Zetcher House became the first dorm on campus to install the Homebase lock system, which unlocks suite and room doors via an app instead of a key card. 

Some residents have cited frustrations with the app’s slow response time and are concerned about getting locked out of their dorms. The University is optimistic that they will be able to resolve these challenges and install these new locks in every dorm. 

Will Andrews, Director of Residential Student Housing at the University, mentioned accessibility and student feedback as primary reasons for trying the new locks.

“The new lock that we’ve been installing gives students greater flexibility in accessing their doors,” Andrews said. He also mentioned that the newer locks have a longer battery life than many other locks on campus.

The locks were first installed in the Lofts, apartment-style housing on the 6300 block of Delmar Boulevard, last year. 

“We saw great success having the locks installed at 6300 last year,” Andrews said. “The number of students reporting lockouts was very little.”

Despite this success, some students, like sophomore Alice Xu, have mentioned issues with the new system. Concerns about response time have been especially prevalent.

“The app usually takes about three to five seconds to respond,” Xu said. “It’s quite user-friendly; it works every time — it’s just too slow in my opinion.” 

Another sophomore, Tatyana Tolliver-Hughes, complained about the same issue.

“All of my suitemates start opening [the doors] from the elevator as it takes so long. I tried to open [the door] from the elevator and when I got there it’s still locked and I had to redo it,” Tolliver-Hughes said.

Andrews recognized the issue and deemed it as an inevitable hurdle to overcome at the beginning of the locks’ usage.

“We have seen some speed issues that we are aware of,” Andrews said. “We are working with our manufacturer to get those resolved so that students can see faster response time.”

In addition to delayed response time, some worry about potential security issues or how to unlock their doors if their phone becomes inaccessible to them.

“If I forget to bring my phone outside of my room, or if it’s running out of battery, the problem can be pretty complicated,” Xu said. 

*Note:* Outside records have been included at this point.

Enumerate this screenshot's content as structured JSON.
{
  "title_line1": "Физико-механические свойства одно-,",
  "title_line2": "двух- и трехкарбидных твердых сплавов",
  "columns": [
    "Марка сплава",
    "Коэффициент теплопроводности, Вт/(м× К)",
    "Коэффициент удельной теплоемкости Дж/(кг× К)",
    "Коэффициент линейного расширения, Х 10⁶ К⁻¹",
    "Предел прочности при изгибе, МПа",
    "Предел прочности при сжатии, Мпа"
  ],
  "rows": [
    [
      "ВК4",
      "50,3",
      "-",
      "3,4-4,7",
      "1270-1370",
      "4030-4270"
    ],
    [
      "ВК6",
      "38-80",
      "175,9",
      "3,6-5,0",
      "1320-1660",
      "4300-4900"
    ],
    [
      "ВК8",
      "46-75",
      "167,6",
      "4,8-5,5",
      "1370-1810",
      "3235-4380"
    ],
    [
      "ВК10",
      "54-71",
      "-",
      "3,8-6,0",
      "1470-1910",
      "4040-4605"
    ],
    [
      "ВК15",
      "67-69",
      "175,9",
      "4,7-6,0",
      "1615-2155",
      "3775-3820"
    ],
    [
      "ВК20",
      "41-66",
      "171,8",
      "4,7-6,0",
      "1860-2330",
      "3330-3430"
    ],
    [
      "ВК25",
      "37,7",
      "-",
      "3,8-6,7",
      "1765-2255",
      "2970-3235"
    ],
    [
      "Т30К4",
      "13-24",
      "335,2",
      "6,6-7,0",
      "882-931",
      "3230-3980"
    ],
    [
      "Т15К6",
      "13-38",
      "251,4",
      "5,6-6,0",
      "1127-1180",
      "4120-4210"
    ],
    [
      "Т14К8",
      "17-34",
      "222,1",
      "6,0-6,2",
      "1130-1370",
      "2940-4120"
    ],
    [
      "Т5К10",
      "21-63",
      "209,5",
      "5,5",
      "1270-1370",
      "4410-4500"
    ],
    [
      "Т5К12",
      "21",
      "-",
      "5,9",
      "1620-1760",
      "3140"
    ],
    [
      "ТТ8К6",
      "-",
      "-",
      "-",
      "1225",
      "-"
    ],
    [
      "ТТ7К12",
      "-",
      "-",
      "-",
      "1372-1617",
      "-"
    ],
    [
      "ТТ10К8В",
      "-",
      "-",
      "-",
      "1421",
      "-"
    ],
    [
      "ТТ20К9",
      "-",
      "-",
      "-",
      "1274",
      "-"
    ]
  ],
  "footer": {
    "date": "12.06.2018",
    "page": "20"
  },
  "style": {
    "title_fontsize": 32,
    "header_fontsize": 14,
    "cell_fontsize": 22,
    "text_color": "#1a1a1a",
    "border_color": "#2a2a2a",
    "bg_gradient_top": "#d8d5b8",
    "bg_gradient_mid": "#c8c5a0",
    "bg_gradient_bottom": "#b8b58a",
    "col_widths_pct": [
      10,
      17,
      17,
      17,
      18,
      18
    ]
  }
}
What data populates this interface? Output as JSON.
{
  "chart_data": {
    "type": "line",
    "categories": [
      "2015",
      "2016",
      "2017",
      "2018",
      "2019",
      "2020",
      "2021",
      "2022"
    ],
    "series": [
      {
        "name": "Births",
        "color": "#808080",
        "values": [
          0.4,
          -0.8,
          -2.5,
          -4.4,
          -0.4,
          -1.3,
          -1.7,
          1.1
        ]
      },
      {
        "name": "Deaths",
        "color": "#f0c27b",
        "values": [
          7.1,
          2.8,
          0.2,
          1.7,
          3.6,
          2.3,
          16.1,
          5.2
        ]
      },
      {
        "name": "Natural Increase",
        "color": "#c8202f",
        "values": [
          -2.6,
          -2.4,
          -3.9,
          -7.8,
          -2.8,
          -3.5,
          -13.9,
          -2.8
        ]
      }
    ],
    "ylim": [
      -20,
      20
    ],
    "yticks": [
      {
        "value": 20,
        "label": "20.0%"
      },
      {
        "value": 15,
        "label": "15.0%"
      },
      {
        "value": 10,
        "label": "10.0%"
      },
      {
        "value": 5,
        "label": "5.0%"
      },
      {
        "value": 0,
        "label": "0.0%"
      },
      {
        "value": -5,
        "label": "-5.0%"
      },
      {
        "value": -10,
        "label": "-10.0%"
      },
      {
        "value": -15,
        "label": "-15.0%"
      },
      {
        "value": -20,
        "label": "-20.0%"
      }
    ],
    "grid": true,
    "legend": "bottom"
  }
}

To address this issue, Andrews mentioned that Housing Operations is considering adding charging stations in “community spaces.” Additionally, the application can function from any phone, so one can log in on another person’s phone if their phone’s battery is dead.

Despite some difficulties with response time and concern over accessibility, many students have expressed their approval of the new system. Junior Siobhan Davenport mentioned the cost of new keys as a detriment to the former system.

“I’m a huge fan of the new locks,” Davenport said. “I hated the kiosk system. I think they were trying to profit off our low moments when we forget our keys — and that is wrong,” Davenport added.

“I think it’s pretty convenient,”  Sophomore Daedalus Chen said on not having to go to a kiosk to get a new card after losing one.

Andrews made it clear that Housing Operations is taking concerns seriously and passing them along to Homebase. 

Moving forward, the University intends to expand the locks to off-campus housing at first but eventually put them in every dorm; however, delays in manufacturing and delivery have slowed down its progress.

“We are going to be working on a master plan of how we are going to onboard more of these locks,” Andrews said. “We’re gonna start changing them out as we get the locks.”